子どもも一人の独立した人間と考えるとそういう考え方が許されていいのか、という話を大学時代、哲学の授業で取り上げられていたらしい。「親になるのを認可制にするのはどうか」なんていうびっくりするようなトピックをあえて議論にあげてクラス全体でディスカッションもしたらしい。

日本でも近年親による子どもの育児放棄や子どもに対する暴力、子どもの餓死などのニュースが出ることが増えて来たけど背景にあるのは彼女がアメリカに対して言っていたことが少なからず関わっているのかも、とふと思ったりした。

ちなみにThe Strange Country - Japanという動画 を先日見たばかりでもあり、日本での高い自殺数の話も記憶に新しい。(自分がメンタルヘルスの勉強をしたときは3万だったはずだった年間自殺者数がここでは3万5千に・・)

アメリカの話に戻って・・「個人の権利」を何よりも重視するこの国の人々。

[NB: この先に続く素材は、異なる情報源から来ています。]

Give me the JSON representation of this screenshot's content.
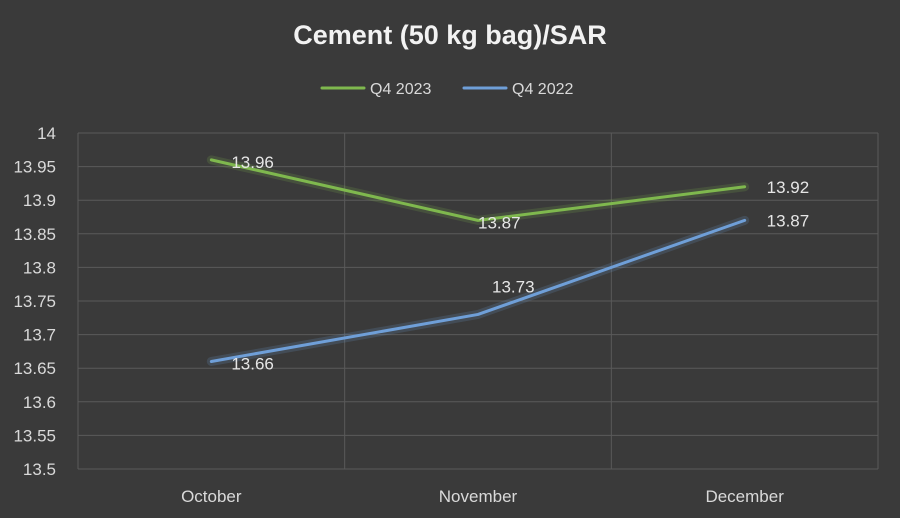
{
  "colors": {
    "background": "#3a3a3a",
    "series_1": "#7fb84e",
    "series_2": "#6f9fd8"
  },
  "chart_data": {
    "type": "line",
    "title": "Cement (50 kg bag)/SAR",
    "xlabel": "",
    "ylabel": "",
    "categories": [
      "October",
      "November",
      "December"
    ],
    "series": [
      {
        "name": "Q4 2023",
        "values": [
          13.96,
          13.87,
          13.92
        ]
      },
      {
        "name": "Q4 2022",
        "values": [
          13.66,
          13.73,
          13.87
        ]
      }
    ],
    "data_labels": [
      [
        "13.96",
        "13.87",
        "13.92"
      ],
      [
        "13.66",
        "13.73",
        "13.87"
      ]
    ],
    "ylim": [
      13.5,
      14
    ],
    "yticks": [
      "13.5",
      "13.55",
      "13.6",
      "13.65",
      "13.7",
      "13.75",
      "13.8",
      "13.85",
      "13.9",
      "13.95",
      "14"
    ],
    "grid": true,
    "legend_position": "top"
  }
}
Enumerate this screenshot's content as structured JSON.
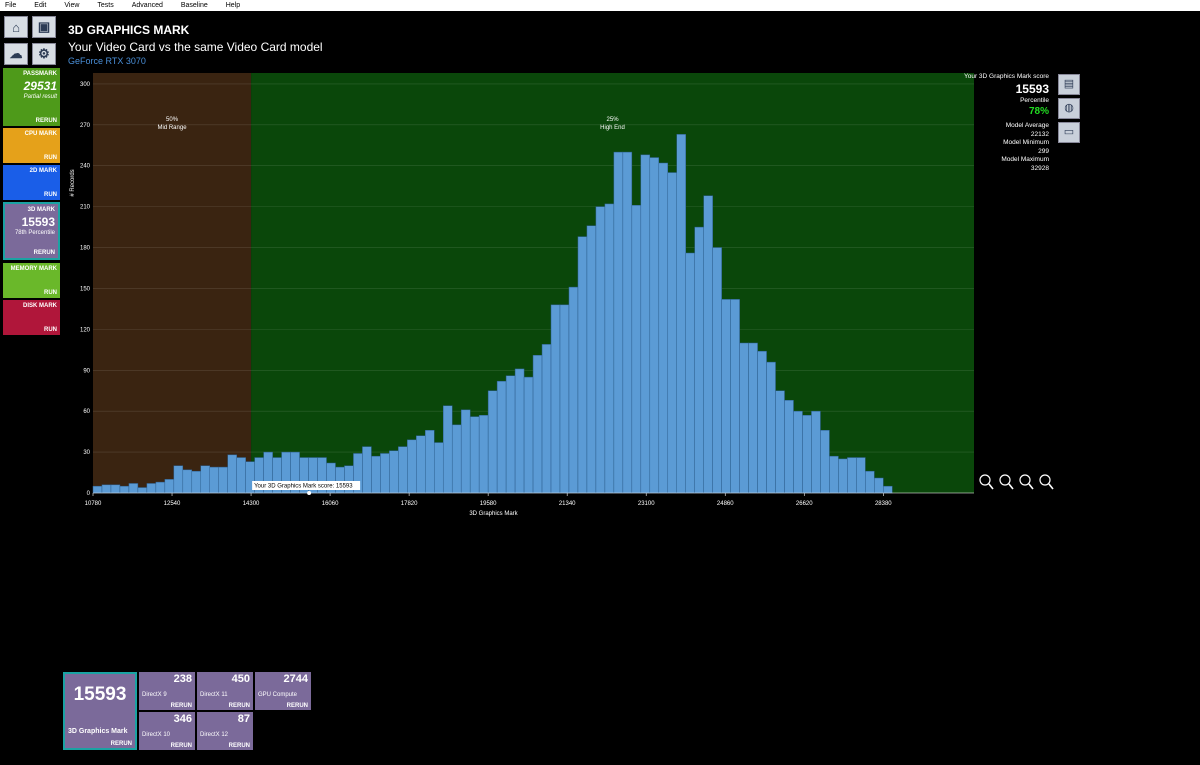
{
  "menu": [
    "File",
    "Edit",
    "View",
    "Tests",
    "Advanced",
    "Baseline",
    "Help"
  ],
  "sidebar": {
    "passmark": {
      "title": "PASSMARK",
      "score": 29531,
      "note": "Partial result",
      "button": "RERUN"
    },
    "cpu": {
      "title": "CPU MARK",
      "button": "RUN"
    },
    "mark2d": {
      "title": "2D MARK",
      "button": "RUN"
    },
    "mark3d": {
      "title": "3D MARK",
      "score": 15593,
      "note": "78th Percentile",
      "button": "RERUN"
    },
    "memory": {
      "title": "MEMORY MARK",
      "button": "RUN"
    },
    "disk": {
      "title": "DISK MARK",
      "button": "RUN"
    }
  },
  "header": {
    "title": "3D GRAPHICS MARK",
    "subtitle": "Your Video Card vs the same Video Card model",
    "model": "GeForce RTX 3070"
  },
  "chart_data": {
    "type": "histogram",
    "xlabel": "3D Graphics Mark",
    "ylabel": "# Records",
    "color": "#5b9bd5",
    "grid": true,
    "xlim": [
      10780,
      30400
    ],
    "ylim": [
      0,
      308
    ],
    "xticks": [
      10780,
      12540,
      14300,
      16060,
      17820,
      19580,
      21340,
      23100,
      24860,
      26620,
      28380
    ],
    "yticks": [
      0,
      30,
      60,
      90,
      120,
      150,
      180,
      210,
      240,
      270,
      300
    ],
    "bins": [
      10780,
      10980,
      11180,
      11380,
      11580,
      11780,
      11980,
      12180,
      12380,
      12580,
      12780,
      12980,
      13180,
      13380,
      13580,
      13780,
      13980,
      14180,
      14380,
      14580,
      14780,
      14980,
      15180,
      15380,
      15580,
      15780,
      15980,
      16180,
      16380,
      16580,
      16780,
      16980,
      17180,
      17380,
      17580,
      17780,
      17980,
      18180,
      18380,
      18580,
      18780,
      18980,
      19180,
      19380,
      19580,
      19780,
      19980,
      20180,
      20380,
      20580,
      20780,
      20980,
      21180,
      21380,
      21580,
      21780,
      21980,
      22180,
      22380,
      22580,
      22780,
      22980,
      23180,
      23380,
      23580,
      23780,
      23980,
      24180,
      24380,
      24580,
      24780,
      24980,
      25180,
      25380,
      25580,
      25780,
      25980,
      26180,
      26380,
      26580,
      26780,
      26980,
      27180,
      27380,
      27580,
      27780,
      27980,
      28180,
      28380,
      28580
    ],
    "values": [
      5,
      6,
      6,
      5,
      7,
      4,
      7,
      8,
      10,
      20,
      17,
      16,
      20,
      19,
      19,
      28,
      26,
      23,
      26,
      30,
      26,
      30,
      30,
      26,
      26,
      26,
      22,
      19,
      20,
      29,
      34,
      27,
      29,
      31,
      34,
      39,
      42,
      46,
      37,
      64,
      50,
      61,
      56,
      57,
      75,
      82,
      86,
      91,
      85,
      101,
      109,
      138,
      138,
      151,
      188,
      196,
      210,
      212,
      250,
      250,
      211,
      248,
      246,
      242,
      235,
      263,
      176,
      195,
      218,
      180,
      142,
      142,
      110,
      110,
      104,
      96,
      75,
      68,
      60,
      57,
      60,
      46,
      27,
      25,
      26,
      26,
      16,
      11,
      5
    ],
    "regions": [
      {
        "from": 10780,
        "to": 14300,
        "percent": "50%",
        "label": "Mid Range",
        "color": "#3a2411"
      },
      {
        "from": 14300,
        "to": 30400,
        "percent": "25%",
        "label": "High End",
        "color": "#0a470a"
      }
    ],
    "marker": {
      "value": 15593,
      "label": "Your 3D Graphics Mark score: 15593"
    }
  },
  "summary": {
    "score_label": "Your 3D Graphics Mark score",
    "score": 15593,
    "percentile_label": "Percentile",
    "percentile": "78%",
    "average_label": "Model Average",
    "average": 22132,
    "minimum_label": "Model Minimum",
    "minimum": 299,
    "maximum_label": "Model Maximum",
    "maximum": 32928
  },
  "tiles": [
    {
      "score": 15593,
      "label": "3D Graphics Mark",
      "button": "RERUN"
    },
    {
      "score": 238,
      "label": "DirectX 9",
      "button": "RERUN"
    },
    {
      "score": 450,
      "label": "DirectX 11",
      "button": "RERUN"
    },
    {
      "score": 2744,
      "label": "GPU Compute",
      "button": "RERUN"
    },
    {
      "score": 346,
      "label": "DirectX 10",
      "button": "RERUN"
    },
    {
      "score": 87,
      "label": "DirectX 12",
      "button": "RERUN"
    }
  ]
}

上記のコメントをしたような彼女と似た考えをもつ人(「銃規制は根本的な解決策でないので反対」派の人)が多数いる限り、他の(例えば心の病への対応、サポートを提供し合えるコミュニティづくりの施策、親となった人・なる人への教育)方法でこのような悲劇が繰り返されないような社会づくりをすることが求められるのだと思う。

今回の事件を通じてアメリカという国の色々な側面に触れたような気がする。
まずは同じような悲劇が繰り返されない事を本当に心から祈るばかりだけど。